SAN DIEGO — Le Minh Thai, a photojournalist who covered the Vietnam War for The Associated Press and Time Life, has died. He was 93.
Thai died Oct. 10 at a nursing home in Encinitas, where he had been living for the past seven years, his daughter, Quynh Thai, told The Associated Press.
The eldest son of a merchant family in Vietnam's ancient port city of Hoi An, Thai went on to become a member of the Saigon press corps who first worked for The Associated Press in the 1950s and later for Time Life, covering his country's civil war, his daughter said.
He had strong contacts both in the government and the military brass of South Vietnam and was well-known for helping foreign journalists navigate their way through his homeland, the family said. The Vietnamese national was a favored photographer of the South Vietnamese president, Nguyen Van Thieu, who in 1967 requested Thai for his official portrait.

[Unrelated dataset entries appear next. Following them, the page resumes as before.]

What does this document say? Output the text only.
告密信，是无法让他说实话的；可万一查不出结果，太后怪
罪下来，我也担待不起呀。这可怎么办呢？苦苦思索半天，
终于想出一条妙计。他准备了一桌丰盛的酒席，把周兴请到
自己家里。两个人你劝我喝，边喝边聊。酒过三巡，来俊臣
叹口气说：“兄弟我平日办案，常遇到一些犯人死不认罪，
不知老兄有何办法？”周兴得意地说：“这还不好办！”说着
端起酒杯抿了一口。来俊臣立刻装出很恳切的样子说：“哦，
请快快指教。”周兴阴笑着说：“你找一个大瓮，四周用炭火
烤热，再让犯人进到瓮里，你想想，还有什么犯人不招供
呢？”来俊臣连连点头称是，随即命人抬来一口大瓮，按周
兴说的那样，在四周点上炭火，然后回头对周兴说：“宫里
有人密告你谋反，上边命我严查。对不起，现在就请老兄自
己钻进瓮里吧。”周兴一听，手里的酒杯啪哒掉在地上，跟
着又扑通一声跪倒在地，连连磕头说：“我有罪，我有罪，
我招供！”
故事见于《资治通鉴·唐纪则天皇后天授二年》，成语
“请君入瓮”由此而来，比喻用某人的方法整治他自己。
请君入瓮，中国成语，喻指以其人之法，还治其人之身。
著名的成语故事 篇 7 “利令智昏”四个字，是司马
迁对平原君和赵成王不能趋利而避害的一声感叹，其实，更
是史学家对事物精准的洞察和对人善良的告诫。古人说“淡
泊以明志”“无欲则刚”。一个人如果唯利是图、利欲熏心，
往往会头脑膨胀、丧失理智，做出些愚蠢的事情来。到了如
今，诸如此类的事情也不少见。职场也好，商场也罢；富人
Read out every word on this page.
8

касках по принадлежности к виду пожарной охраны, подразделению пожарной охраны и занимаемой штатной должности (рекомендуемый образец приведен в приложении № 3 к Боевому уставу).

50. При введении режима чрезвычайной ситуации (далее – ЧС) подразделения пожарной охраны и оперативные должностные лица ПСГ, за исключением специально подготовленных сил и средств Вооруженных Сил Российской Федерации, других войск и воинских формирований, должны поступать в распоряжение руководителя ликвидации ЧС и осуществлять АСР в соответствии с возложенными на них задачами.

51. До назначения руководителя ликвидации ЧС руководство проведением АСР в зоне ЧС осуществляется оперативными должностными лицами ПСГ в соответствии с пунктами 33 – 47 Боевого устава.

He covered the simmering tensions in Saigon as the war escalated, including demonstrations by Buddhist monks and students. In 1963, he helped Time magazine open a bureau in Saigon, his family said.
U.S. service members would frequent his photography studio in old Saigon to get their portraits taken to send home to family, and he would invite GIs to stay at his home and join his family on outings, his daughter Quynh Thai said.
Early in his career, Thai covered events for the French weekly, Paris Match. He was at the battle of Dien Bien Phu in 1954 and attended the subsequent Geneva Peace Accords, which ended French colonial rule in Vietnam, according to his family.
Thai and his family went to the United States on April 23, 1975, after months of working behind the scenes to help evacuate the Time Life staff, his family said. He settled in Los Angeles, where he continued working for Time and ran a side business photographing thousands of Vietnamese refugees seeking political asylum for their green cards.
He left Time in 1984 but continued taking photographs in his retirement, his family said.
As a teenager, Thai left Vietnam to attend Kunming Military Academy in southern China. He joined the Chinese nationalist movement, the Kuomintang government, as an intelligence officer, helping to identify Japanese sympathizers during the second Sino-Japanese war, his family said.
Thai took a bullet in the side, which he carried with him until his death. He retired from the Chinese nationalist cause after the French re-established control of Vietnam following World War II. The Chinese communist soldiers later drove the Kuomintang government to Taiwan.
Thai worked for a while as a teacher in Hoi An, and then moved to Laos with his wife to open a school. He went on to work as a photographer for the Laotian royal family before returning to Vietnam in 1953.
He is survived by his wife, Ying, who lives in Carlsbad, and six children and six grandchildren.